Sign Language and Early Education
Sign language in the classroom provides an opportunity for early education providers to expand their preschool approach in teaching language arts, mathematics, science, social science, health, and the arts. Signing is a rich and exciting learning experience that appeals to all the senses — visual, spatial, verbal, physical, tactile, artistic, and musical. In addition, sign language assists in breaking down language barriers and opening pathways for communicating with special-needs children.
Today, early education specialists and child care providers are attending sign language classes and in-service training. Early education providers who have taken sign language are eager to incorporate signs into daily lesson plans. These educators know that sign language can keep children focused, increase memory, enhance language, and build their cognitive skills. They also have learned that they can manage children's behavior with nonverbal commands. If you are an educator or child care provider who has considered incorporating sign language into your classroom, you already have a head start with this book in hand.

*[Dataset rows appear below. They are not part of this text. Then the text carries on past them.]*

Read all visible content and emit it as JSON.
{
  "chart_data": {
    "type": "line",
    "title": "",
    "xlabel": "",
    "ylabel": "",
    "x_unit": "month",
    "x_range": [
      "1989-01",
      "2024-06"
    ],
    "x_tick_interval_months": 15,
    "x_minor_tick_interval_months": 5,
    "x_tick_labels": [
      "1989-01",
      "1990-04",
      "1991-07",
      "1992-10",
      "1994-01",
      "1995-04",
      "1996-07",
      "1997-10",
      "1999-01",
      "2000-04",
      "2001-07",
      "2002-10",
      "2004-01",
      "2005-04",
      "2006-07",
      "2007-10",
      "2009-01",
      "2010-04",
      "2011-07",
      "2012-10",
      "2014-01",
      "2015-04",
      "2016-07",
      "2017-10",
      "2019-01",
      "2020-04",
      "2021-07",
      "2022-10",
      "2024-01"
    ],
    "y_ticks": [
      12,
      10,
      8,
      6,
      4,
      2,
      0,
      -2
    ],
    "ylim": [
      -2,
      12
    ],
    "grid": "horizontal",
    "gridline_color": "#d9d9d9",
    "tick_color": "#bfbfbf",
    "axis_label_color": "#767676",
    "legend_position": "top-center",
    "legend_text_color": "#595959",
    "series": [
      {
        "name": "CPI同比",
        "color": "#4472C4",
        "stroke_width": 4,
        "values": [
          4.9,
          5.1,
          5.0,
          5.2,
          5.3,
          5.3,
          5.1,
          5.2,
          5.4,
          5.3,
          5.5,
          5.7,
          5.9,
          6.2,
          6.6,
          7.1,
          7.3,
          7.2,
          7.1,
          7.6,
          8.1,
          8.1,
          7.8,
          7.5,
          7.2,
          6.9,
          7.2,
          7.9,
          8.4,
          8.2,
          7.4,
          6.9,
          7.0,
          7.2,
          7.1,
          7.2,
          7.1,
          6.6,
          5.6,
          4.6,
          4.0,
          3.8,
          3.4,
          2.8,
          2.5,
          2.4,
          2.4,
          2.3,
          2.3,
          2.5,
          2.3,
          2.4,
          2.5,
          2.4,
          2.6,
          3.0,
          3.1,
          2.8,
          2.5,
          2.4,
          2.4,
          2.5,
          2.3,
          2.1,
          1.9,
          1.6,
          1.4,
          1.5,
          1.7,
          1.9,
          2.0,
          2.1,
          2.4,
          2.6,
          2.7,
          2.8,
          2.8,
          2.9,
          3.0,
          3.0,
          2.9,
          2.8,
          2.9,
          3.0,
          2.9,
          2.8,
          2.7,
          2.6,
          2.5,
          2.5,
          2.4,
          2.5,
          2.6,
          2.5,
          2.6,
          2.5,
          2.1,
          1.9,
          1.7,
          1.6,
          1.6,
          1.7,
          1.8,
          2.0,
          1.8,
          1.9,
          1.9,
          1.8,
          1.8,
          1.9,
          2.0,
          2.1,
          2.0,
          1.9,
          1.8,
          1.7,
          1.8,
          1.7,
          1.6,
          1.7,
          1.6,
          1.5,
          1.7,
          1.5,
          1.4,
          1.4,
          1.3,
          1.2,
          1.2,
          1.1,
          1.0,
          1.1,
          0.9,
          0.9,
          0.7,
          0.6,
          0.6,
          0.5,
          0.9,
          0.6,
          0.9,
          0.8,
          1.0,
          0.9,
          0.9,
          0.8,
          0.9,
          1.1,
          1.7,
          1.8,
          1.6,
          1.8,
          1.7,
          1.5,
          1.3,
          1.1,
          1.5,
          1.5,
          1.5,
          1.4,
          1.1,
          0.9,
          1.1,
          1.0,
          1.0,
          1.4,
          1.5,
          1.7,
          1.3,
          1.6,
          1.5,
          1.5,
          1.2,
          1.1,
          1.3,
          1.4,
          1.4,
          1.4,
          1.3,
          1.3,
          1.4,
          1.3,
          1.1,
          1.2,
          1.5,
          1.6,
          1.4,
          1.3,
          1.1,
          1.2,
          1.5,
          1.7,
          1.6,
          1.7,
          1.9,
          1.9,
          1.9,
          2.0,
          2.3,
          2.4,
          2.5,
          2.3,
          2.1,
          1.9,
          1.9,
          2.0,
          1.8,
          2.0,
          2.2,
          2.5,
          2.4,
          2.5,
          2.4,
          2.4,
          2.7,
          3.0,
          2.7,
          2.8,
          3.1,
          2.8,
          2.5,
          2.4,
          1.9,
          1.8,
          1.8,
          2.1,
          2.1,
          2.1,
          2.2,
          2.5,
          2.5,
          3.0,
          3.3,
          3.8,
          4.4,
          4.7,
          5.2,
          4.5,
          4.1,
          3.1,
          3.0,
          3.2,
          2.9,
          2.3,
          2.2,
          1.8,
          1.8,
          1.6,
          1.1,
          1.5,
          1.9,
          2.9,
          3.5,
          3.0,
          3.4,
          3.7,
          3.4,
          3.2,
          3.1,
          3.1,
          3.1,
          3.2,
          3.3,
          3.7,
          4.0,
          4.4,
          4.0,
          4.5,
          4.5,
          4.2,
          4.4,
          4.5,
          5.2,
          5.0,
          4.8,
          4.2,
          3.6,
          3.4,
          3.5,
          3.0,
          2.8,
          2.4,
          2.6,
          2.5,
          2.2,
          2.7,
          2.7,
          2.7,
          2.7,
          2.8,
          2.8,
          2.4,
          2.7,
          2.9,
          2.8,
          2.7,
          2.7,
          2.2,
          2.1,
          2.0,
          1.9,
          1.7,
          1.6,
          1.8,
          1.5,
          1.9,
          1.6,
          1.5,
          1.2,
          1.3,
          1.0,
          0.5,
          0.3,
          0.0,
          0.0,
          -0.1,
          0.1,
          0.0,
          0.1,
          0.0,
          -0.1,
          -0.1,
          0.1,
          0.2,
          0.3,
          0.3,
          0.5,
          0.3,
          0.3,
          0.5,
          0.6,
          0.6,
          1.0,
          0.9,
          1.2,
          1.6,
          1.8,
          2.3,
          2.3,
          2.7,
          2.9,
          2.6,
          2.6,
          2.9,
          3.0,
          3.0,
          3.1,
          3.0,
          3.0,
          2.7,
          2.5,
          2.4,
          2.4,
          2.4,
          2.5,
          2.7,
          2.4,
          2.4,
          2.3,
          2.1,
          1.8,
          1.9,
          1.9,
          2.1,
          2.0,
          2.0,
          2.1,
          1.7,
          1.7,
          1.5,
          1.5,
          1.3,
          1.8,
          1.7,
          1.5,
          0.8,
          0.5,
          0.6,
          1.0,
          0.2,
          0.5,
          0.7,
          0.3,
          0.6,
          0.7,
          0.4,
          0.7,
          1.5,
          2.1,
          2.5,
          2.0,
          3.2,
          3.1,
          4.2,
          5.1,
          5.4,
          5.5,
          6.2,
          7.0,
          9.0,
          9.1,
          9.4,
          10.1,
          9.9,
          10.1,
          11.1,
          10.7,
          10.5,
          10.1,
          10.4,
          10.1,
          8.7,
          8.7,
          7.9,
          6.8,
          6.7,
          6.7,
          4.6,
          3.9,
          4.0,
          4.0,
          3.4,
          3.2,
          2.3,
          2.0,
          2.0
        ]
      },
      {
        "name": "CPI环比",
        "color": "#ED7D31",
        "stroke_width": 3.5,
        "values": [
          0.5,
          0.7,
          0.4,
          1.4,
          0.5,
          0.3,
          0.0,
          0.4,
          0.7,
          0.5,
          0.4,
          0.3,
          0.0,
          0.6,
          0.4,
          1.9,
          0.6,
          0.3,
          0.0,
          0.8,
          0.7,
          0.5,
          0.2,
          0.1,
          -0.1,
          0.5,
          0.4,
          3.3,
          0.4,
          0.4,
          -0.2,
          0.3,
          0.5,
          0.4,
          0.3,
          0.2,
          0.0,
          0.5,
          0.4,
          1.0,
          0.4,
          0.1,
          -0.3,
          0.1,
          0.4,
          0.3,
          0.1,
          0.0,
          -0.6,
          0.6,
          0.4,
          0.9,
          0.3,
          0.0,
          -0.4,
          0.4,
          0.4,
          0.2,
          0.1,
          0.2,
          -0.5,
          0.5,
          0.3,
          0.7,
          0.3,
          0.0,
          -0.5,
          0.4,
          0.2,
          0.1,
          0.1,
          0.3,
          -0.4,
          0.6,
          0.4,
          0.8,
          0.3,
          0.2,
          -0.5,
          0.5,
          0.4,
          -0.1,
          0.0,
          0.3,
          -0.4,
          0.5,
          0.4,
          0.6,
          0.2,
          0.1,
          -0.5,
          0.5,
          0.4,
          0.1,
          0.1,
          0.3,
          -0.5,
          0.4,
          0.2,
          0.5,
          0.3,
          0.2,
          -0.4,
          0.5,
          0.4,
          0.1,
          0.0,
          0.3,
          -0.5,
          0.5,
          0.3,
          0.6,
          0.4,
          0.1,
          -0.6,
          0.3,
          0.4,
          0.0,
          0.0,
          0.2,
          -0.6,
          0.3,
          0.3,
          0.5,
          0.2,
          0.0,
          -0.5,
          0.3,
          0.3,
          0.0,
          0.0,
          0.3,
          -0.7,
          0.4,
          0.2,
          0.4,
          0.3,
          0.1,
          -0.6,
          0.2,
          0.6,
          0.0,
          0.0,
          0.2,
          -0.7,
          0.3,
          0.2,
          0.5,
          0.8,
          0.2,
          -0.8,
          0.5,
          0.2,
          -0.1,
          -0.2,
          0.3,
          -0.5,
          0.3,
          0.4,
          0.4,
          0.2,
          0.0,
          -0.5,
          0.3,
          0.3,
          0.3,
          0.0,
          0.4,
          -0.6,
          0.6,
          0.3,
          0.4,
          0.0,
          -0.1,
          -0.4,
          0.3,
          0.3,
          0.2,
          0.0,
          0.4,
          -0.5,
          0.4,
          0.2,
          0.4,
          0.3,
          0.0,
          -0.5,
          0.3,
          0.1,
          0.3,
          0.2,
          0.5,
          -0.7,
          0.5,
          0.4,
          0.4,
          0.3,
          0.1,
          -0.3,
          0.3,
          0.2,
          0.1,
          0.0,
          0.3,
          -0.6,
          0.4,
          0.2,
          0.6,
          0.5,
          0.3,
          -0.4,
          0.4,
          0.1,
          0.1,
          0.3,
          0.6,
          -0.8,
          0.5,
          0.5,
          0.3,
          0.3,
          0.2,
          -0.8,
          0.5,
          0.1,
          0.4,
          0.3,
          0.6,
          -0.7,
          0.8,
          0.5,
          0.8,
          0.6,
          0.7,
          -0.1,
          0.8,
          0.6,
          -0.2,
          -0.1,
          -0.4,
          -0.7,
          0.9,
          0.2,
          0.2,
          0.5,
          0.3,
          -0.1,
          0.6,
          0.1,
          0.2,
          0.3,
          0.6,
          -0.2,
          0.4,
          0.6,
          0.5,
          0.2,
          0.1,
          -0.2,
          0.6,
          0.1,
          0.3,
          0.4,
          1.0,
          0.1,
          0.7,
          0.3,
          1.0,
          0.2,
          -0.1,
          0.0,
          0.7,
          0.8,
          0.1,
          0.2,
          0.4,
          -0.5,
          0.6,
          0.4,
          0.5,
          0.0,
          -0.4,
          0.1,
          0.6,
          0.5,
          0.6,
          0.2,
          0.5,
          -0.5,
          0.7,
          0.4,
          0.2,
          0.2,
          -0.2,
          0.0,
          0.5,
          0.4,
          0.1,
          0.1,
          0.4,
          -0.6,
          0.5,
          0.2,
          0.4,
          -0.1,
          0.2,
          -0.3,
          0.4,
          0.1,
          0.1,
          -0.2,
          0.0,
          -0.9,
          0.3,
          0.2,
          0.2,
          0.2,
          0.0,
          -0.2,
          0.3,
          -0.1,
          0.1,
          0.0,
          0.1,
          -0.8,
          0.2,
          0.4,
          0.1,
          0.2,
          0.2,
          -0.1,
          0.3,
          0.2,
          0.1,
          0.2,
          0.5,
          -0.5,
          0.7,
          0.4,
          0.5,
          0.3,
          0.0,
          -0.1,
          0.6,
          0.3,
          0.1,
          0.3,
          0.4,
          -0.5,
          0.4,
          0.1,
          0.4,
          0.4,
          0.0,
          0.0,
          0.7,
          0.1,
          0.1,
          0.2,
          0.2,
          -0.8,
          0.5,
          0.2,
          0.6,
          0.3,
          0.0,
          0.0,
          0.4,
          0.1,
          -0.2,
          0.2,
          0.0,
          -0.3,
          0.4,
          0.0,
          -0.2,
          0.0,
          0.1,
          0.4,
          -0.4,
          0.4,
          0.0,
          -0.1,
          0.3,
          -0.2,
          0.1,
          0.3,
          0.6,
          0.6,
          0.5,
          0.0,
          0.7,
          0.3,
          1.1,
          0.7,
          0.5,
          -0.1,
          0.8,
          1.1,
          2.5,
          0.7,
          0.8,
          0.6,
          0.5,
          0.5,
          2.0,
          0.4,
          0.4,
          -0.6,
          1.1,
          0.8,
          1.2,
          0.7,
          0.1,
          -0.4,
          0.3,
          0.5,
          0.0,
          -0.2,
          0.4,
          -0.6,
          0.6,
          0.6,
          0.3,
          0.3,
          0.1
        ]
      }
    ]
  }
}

In fact, you can easily begin right now by applying signs in your daily classroom curriculum activities. Here's a quick review of some of the skills you have learned in the previous chapters:
Asking and answering questions
Clothing and articles
Days of the week
These sign groups can be implemented into daily games in the classroom. You can begin with a letter of the manual alphabet and make it the letter of the week (see Chapter 4). Colors are easy to teach and can be applied in an array of games, including rainbow songs (see Chapter 7). Days of the week can be signed in games and songs (see Chapter 13). Weather signs can be applied to “What is the weather today?” The addition of animal signs to games, stories, or songs adds visual excitement for children. The next time you read Brown Bear, sign the colors and animals and watch the children's eyes shine with delight (see Chapters 7 and 13). The application of the signed images in this book is an endless resource for your classroom curriculum.
SIGNS FOR COMMUNICATING WITH BABIES
PLAY: Pivot both “Y” hands several times.
GAME: Use both “A” hands and tap knuckles together.
BAD: Place the “flat” hand palm down on your chin, and toss your hand downward.
GOOD: Place the “flat” hand to your chin, then bring the hand down palm-up and place it into your left open hand.
DIRTY: Wiggle four fingers, palm down, under your chin. Don't forget to make a scrunched-up face. Facial expression is extremely important!